We know that the Israelites did not keep Jehovah's Covenant. They erected alters to strange pagan gods in high places (mountains). They even allowed priestesses to preside when bowing down to these pagan gods (little 'g').

Therefore the children of Israel shall keep the Sabbath, to observe the Sabbath throughout their generations as a perpetual covenant. It is a sign between Me and the children of Israel forever; for in six days the Lord made the heavens and the earth, and on the seventh day He rested and was refreshed (Exodus 31:1617). Note: It says; "the children of Israel).

In Deuteronomy 5, Moses restates the ten commandments to the next generation of Israelites.
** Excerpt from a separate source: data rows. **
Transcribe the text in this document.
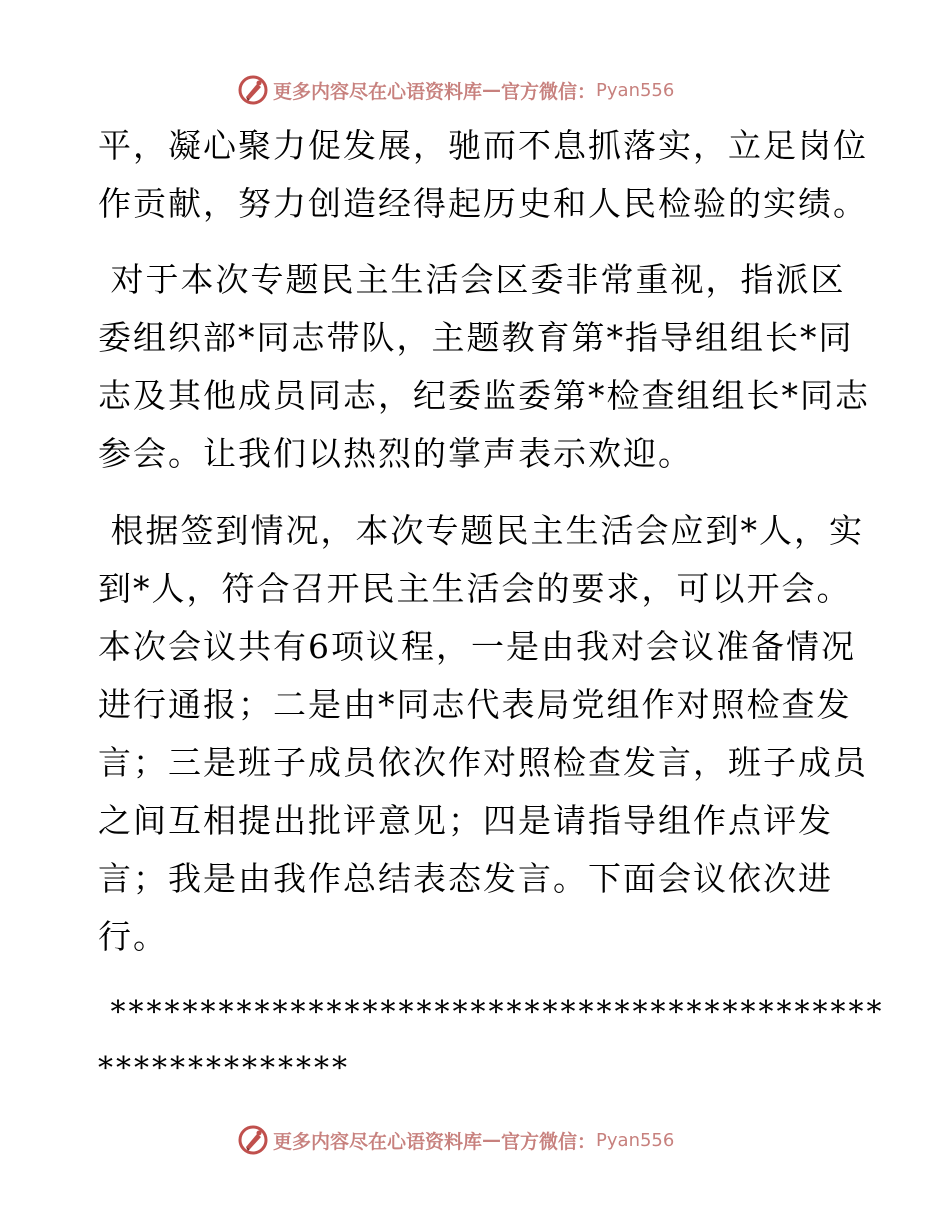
更多内容尽在心语资料库 — 官方微信： Pyan556
平，凝心聚力促发展，驰而不息抓落实，立足岗位
作贡献，努力创造经得起历史和人民检验的实绩。
对于本次专题民主生活会区委非常重视，指派区
委组织部*同志带队，主题教育第*指导组组长*同
志及其他成员同志，纪委监委第*检查组组长*同志
参会。让我们以热烈的掌声表示欢迎。
根据签到情况，本次专题民主生活会应到*人，实
到*人，符合召开民主生活会的要求，可以开会。
本次会议共有6项议程，一是由我对会议准备情况
进行通报；二是由*同志代表局党组作对照检查发
言；三是班子成员依次作对照检查发言，班子成员
之间互相提出批评意见；四是请指导组作点评发
言；我是由我作总结表态发言。下面会议依次进
行。
*******************************************
**************
更多内容尽在心语资料库 — 官方微信： Pyan556
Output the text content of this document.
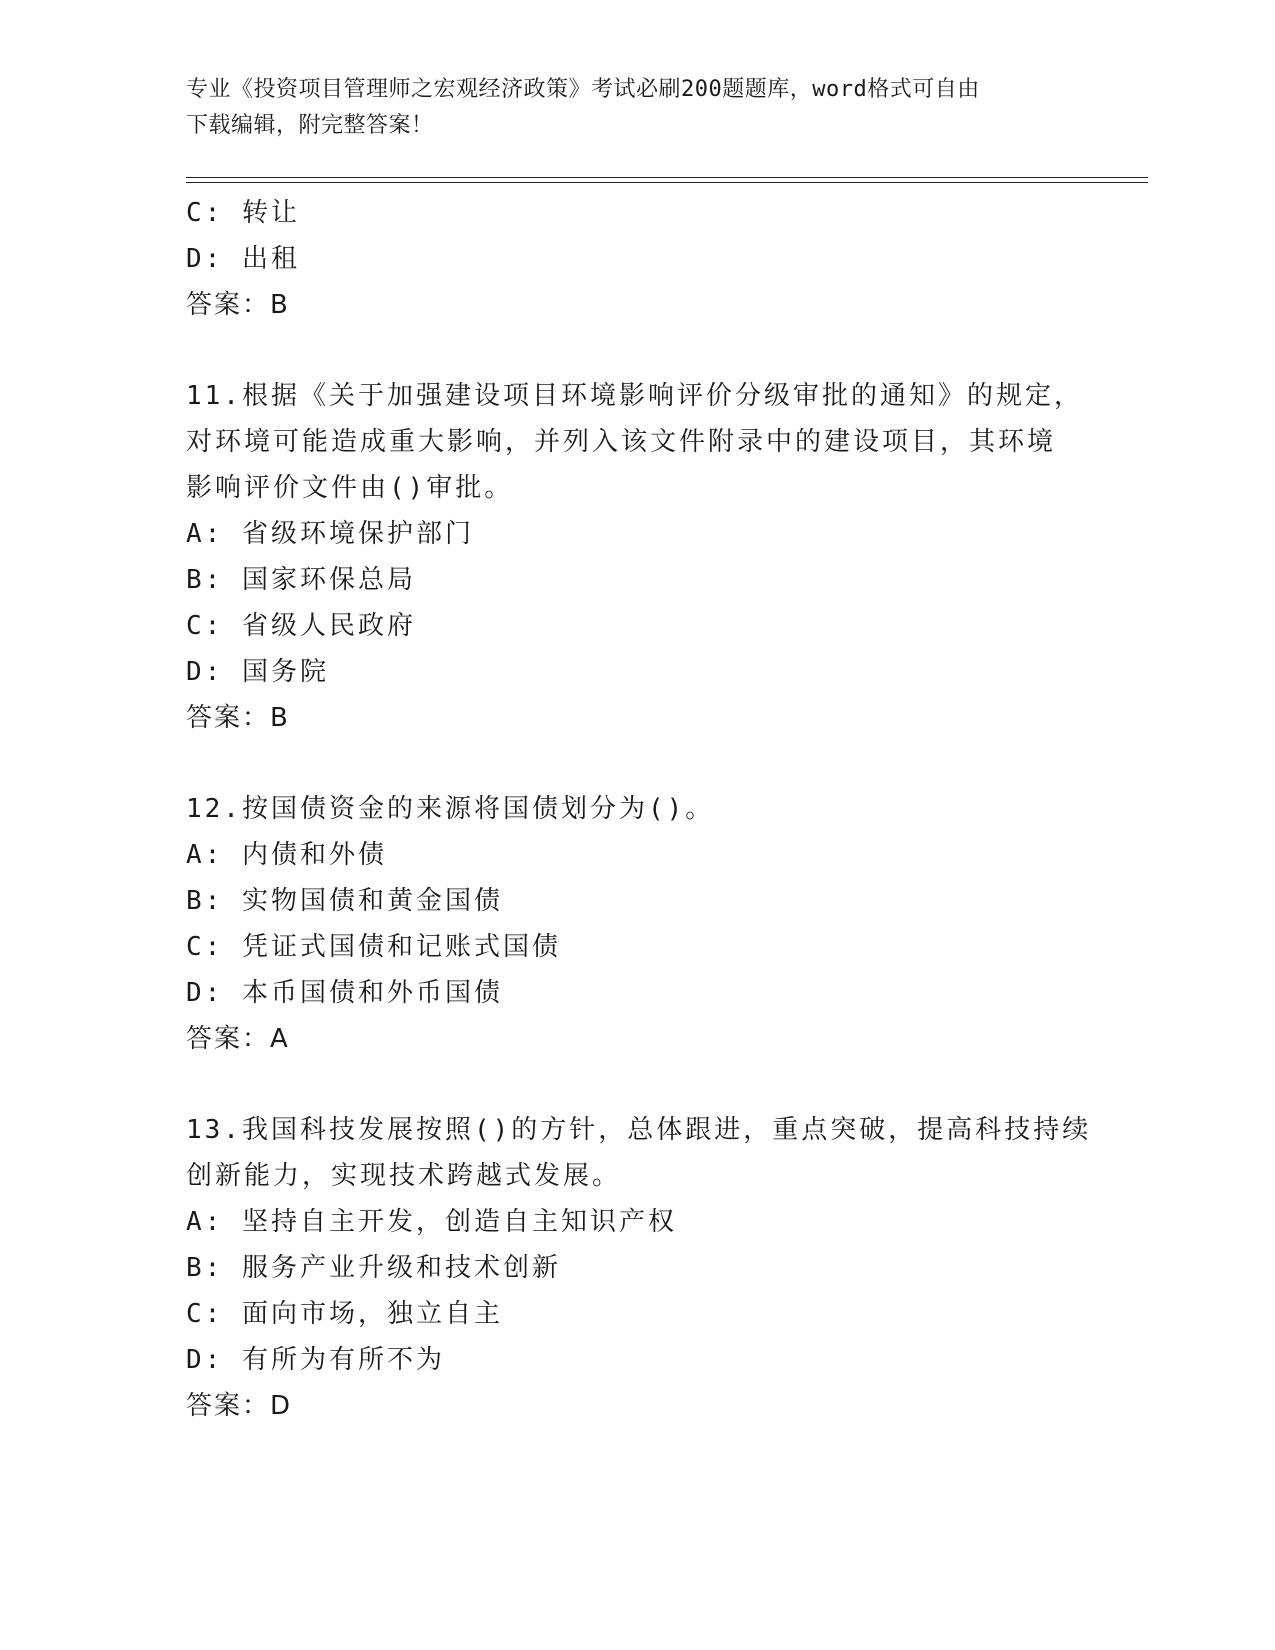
专业《投资项目管理师之宏观经济政策》考试必刷200题题库，word格式可自由
下载编辑，附完整答案！
C: 转让
D: 出租
答案：B
11.根据《关于加强建设项目环境影响评价分级审批的通知》的规定，
对环境可能造成重大影响，并列入该文件附录中的建设项目，其环境
影响评价文件由()审批。
A: 省级环境保护部门
B: 国家环保总局
C: 省级人民政府
D: 国务院
答案：B
12.按国债资金的来源将国债划分为()。
A: 内债和外债
B: 实物国债和黄金国债
C: 凭证式国债和记账式国债
D: 本币国债和外币国债
答案：A
13.我国科技发展按照()的方针，总体跟进，重点突破，提高科技持续
创新能力，实现技术跨越式发展。
A: 坚持自主开发，创造自主知识产权
B: 服务产业升级和技术创新
C: 面向市场，独立自主
D: 有所为有所不为
答案：D
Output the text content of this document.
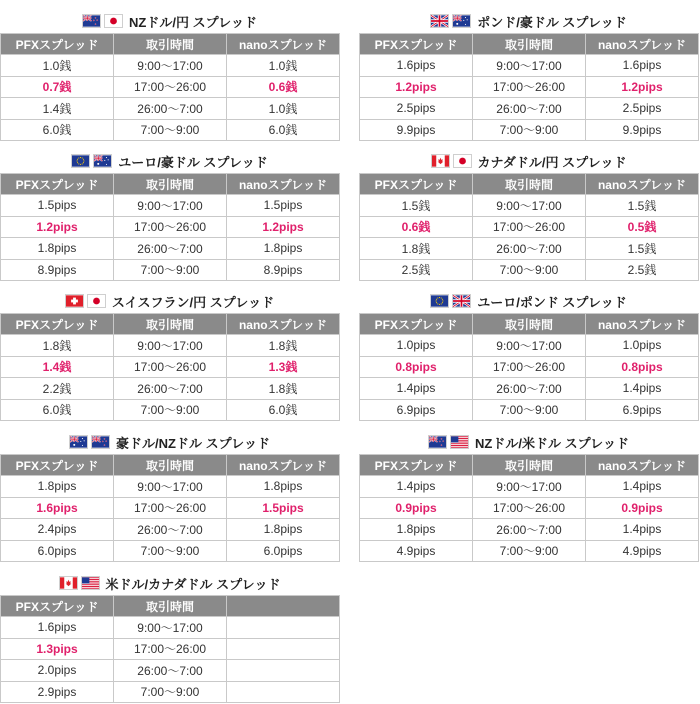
NZドル/円 スプレッド
PFXスプレッド	取引時間	nanoスプレッド
1.0銭	9:00〜17:00	1.0銭
0.7銭	17:00〜26:00	0.6銭
1.4銭	26:00〜7:00	1.0銭
6.0銭	7:00〜9:00	6.0銭
ポンド/豪ドル スプレッド
PFXスプレッド	取引時間	nanoスプレッド
1.6pips	9:00〜17:00	1.6pips
1.2pips	17:00〜26:00	1.2pips
2.5pips	26:00〜7:00	2.5pips
9.9pips	7:00〜9:00	9.9pips
ユーロ/豪ドル スプレッド
PFXスプレッド	取引時間	nanoスプレッド
1.5pips	9:00〜17:00	1.5pips
1.2pips	17:00〜26:00	1.2pips
1.8pips	26:00〜7:00	1.8pips
8.9pips	7:00〜9:00	8.9pips
カナダドル/円 スプレッド
PFXスプレッド	取引時間	nanoスプレッド
1.5銭	9:00〜17:00	1.5銭
0.6銭	17:00〜26:00	0.5銭
1.8銭	26:00〜7:00	1.5銭
2.5銭	7:00〜9:00	2.5銭
スイスフラン/円 スプレッド
PFXスプレッド	取引時間	nanoスプレッド
1.8銭	9:00〜17:00	1.8銭
1.4銭	17:00〜26:00	1.3銭
2.2銭	26:00〜7:00	1.8銭
6.0銭	7:00〜9:00	6.0銭
ユーロ/ポンド スプレッド
PFXスプレッド	取引時間	nanoスプレッド
1.0pips	9:00〜17:00	1.0pips
0.8pips	17:00〜26:00	0.8pips
1.4pips	26:00〜7:00	1.4pips
6.9pips	7:00〜9:00	6.9pips
豪ドル/NZドル スプレッド
PFXスプレッド	取引時間	nanoスプレッド
1.8pips	9:00〜17:00	1.8pips
1.6pips	17:00〜26:00	1.5pips
2.4pips	26:00〜7:00	1.8pips
6.0pips	7:00〜9:00	6.0pips
NZドル/米ドル スプレッド
PFXスプレッド	取引時間	nanoスプレッド
1.4pips	9:00〜17:00	1.4pips
0.9pips	17:00〜26:00	0.9pips
1.8pips	26:00〜7:00	1.4pips
4.9pips	7:00〜9:00	4.9pips
米ドル/カナダドル スプレッド
PFXスプレッド	取引時間	
1.6pips	9:00〜17:00	
1.3pips	17:00〜26:00	
2.0pips	26:00〜7:00	
2.9pips	7:00〜9:00	
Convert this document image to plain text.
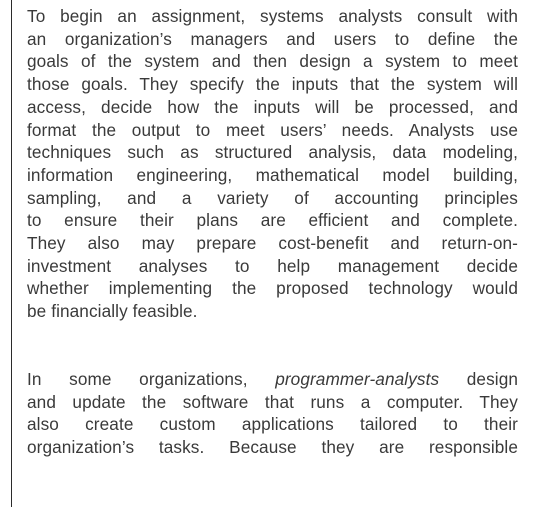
To begin an assignment, systems analysts consult with
an organization’s managers and users to define the
goals of the system and then design a system to meet
those goals. They specify the inputs that the system will
access, decide how the inputs will be processed, and
format the output to meet users’ needs. Analysts use
techniques such as structured analysis, data modeling,
information engineering, mathematical model building,
sampling, and a variety of accounting principles
to ensure their plans are efficient and complete.
They also may prepare cost-benefit and return-on-
investment analyses to help management decide
whether implementing the proposed technology would
be financially feasible.

In some organizations, programmer-analysts design
and update the software that runs a computer. They
also create custom applications tailored to their
organization’s tasks. Because they are responsible
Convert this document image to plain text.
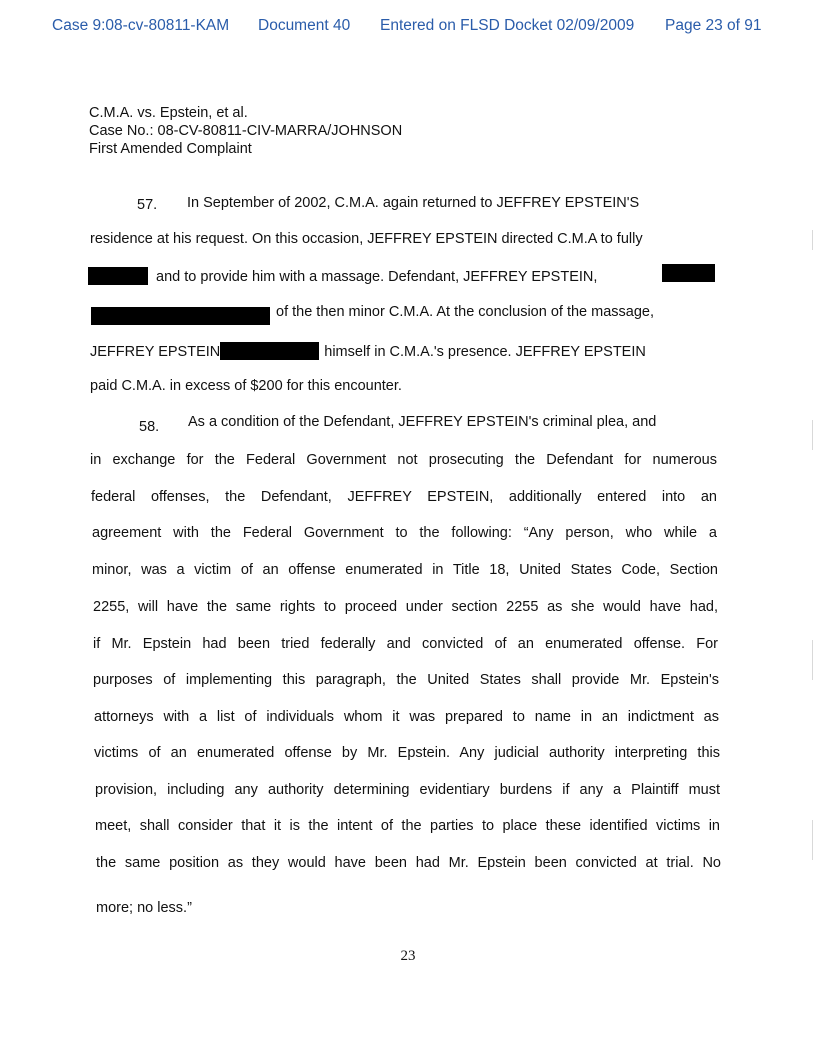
Case 9:08-cv-80811-KAM Document 40 Entered on FLSD Docket 02/09/2009 Page 23 of 91
C.M.A. vs. Epstein, et al.
Case No.: 08-CV-80811-CIV-MARRA/JOHNSON
First Amended Complaint
57. In September of 2002, C.M.A. again returned to JEFFREY EPSTEIN'S
residence at his request. On this occasion, JEFFREY EPSTEIN directed C.M.A to fully
and to provide him with a massage. Defendant, JEFFREY EPSTEIN,
of the then minor C.M.A. At the conclusion of the massage,
JEFFREY EPSTEIN	himself in C.M.A.'s presence. JEFFREY EPSTEIN
paid C.M.A. in excess of $200 for this encounter.
58. As a condition of the Defendant, JEFFREY EPSTEIN's criminal plea, and
in exchange for the Federal Government not prosecuting the Defendant for numerous
federal offenses, the Defendant, JEFFREY EPSTEIN, additionally entered into an
agreement with the Federal Government to the following: “Any person, who while a
minor, was a victim of an offense enumerated in Title 18, United States Code, Section
2255, will have the same rights to proceed under section 2255 as she would have had,
if Mr. Epstein had been tried federally and convicted of an enumerated offense. For
purposes of implementing this paragraph, the United States shall provide Mr. Epstein's
attorneys with a list of individuals whom it was prepared to name in an indictment as
victims of an enumerated offense by Mr. Epstein. Any judicial authority interpreting this
provision, including any authority determining evidentiary burdens if any a Plaintiff must
meet, shall consider that it is the intent of the parties to place these identified victims in
the same position as they would have been had Mr. Epstein been convicted at trial. No
more; no less.”
23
Here, after commanding Sabbath observance in verses 1214, Moses gives the reason the Sabbath was given to the nation Israel: "And remember that you were a slave in the land of Egypt, and the Lord your God brought you out from there by a mighty hand and by an outstretched arm; therefore the Lord your God commanded you (Israelites) to keep the Sabbath day" (Deuteronomy 5:15). (Note: Moses tells us, the Sabbath was given to the nation of Israel).

Notice the word therefore AND "you" (Israel). God's intent for giving the Sabbath to Israel was not that they would remember creation, but that they would remember their Egyptian slavery and the Lord's deliverance. Note the requirements for Sabbath-keeping: A person placed under that Sabbath law could not leave his home on the Sabbath (Exodus 16:29), he could not build a fire (Exodus 35:3), and he could not cause anyone else to work (Deuteronomy 5:14). A person breaking the Sabbath law was to be put to death (Exodus 31:15; Numbers 15:3235).

Of note one of the strongest proofs for the 4 Gospels comes from Justin Martyr. Around 150 A.D. Justin called the 4 gospels "memoirs". He says that the church used these gospels regularly in their weekly service --indicating they had already achieved a de facto canonical status. This shows that even as early as 150 A.D. the orthodox Christians already had a great love for the 4 gospels of Jesus which they knew to be authentic.